During the sextet years, his singers (in chronological order) were Santiago Devin (cenzi), Ernesto Famá, Fernando Díaz, Antonio Rodríguez Lesende, Roberto Arrieta and Ignacio Murillo. In his later years, larger orchestra Murillo was followed by Roberto Rufino, then Antonio Rodríguez Lesende, Agustín Volpe, Carlos Acuña, Alberto Podestá, again Roberto Rufino, then again Alberto Podestá, Osvaldo Cabrera, Roberto Rufino for a third time, Alberto Podestá for a third time, Jorge Durán, Raúl Rosales, Alberto Podestá for the fourth time, Osvaldo Cordó, Oscar Serpa, Mario Pomar, again Oscar Serpa, Argentino Ledesma, Rodolfo Galé, Roberto Florio, and finally Jorge Durán again and Horacio Casares.

== Di Sarli's musical style ==

In the beginning, his music had a simple structure, but over time it matured into a more lyrical, richer, playful and more subtle style which remained popular with tango dancers as it continued to have a clear dancing beat. This clean compás made him a favorite of beginning social tango dancers, while more advanced ones could enjoy the complexity and variations of his music. Because of this, di Sarli's orchestra was among the most popular ones during Carnival balls of his age and can still be heard at milongas in Buenos Aires and around the world today.
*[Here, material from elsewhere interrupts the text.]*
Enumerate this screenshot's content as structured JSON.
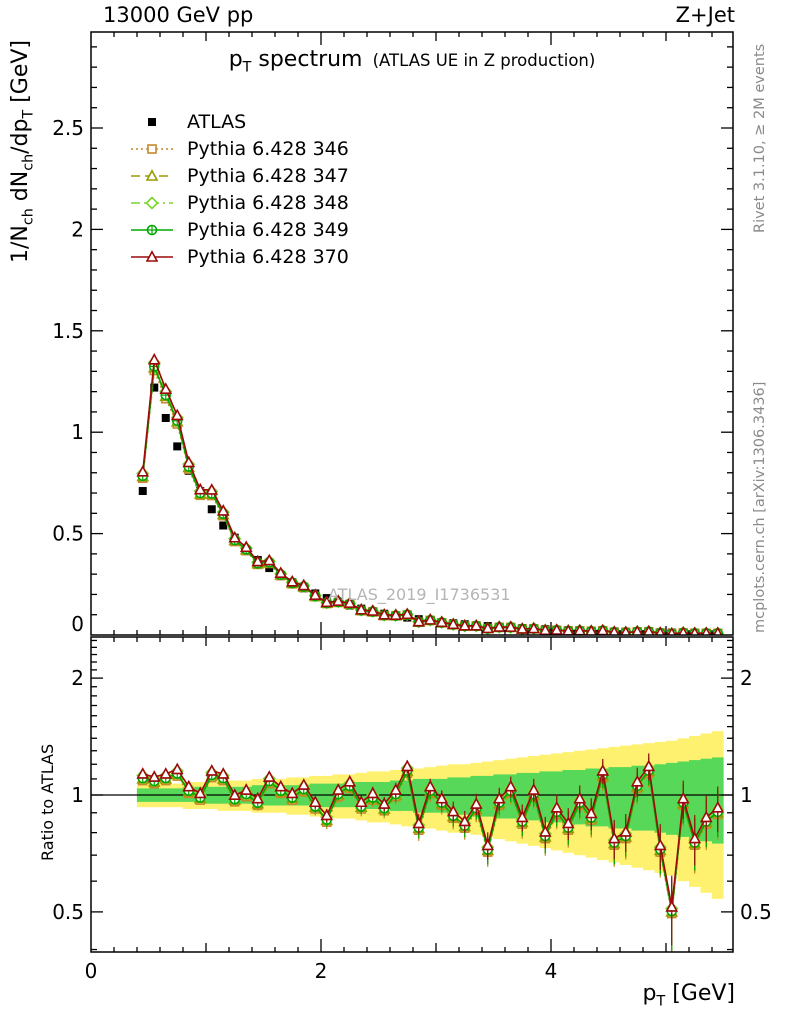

Di Sarli moved beyond the style of the guardia vieja of tango and Julio de Caro's avant-garde, preferring to forge his own style without concession to the fashions of the day. While being influenced by Fresedo early on, he soon established his own way. A talented piano player, he directed his orchestra from behind his own instrument. His recordings do not feature significant instrumental solos; the bandoneóns at times carry the melody but essentially play a rhythmical, milonguero role. Only the violins stand out, playing a short solo or a counterpoint melody. He recorded many tracks more than once over the years, often with different singers. Di Sarli's creativity was mostly limited to the left hand piano part, filling in, modulating and accenting his delicate and elegant dancing beat. His reputation for musical elegance got him his nickname El Señor del Tango (The Gentleman of Tango).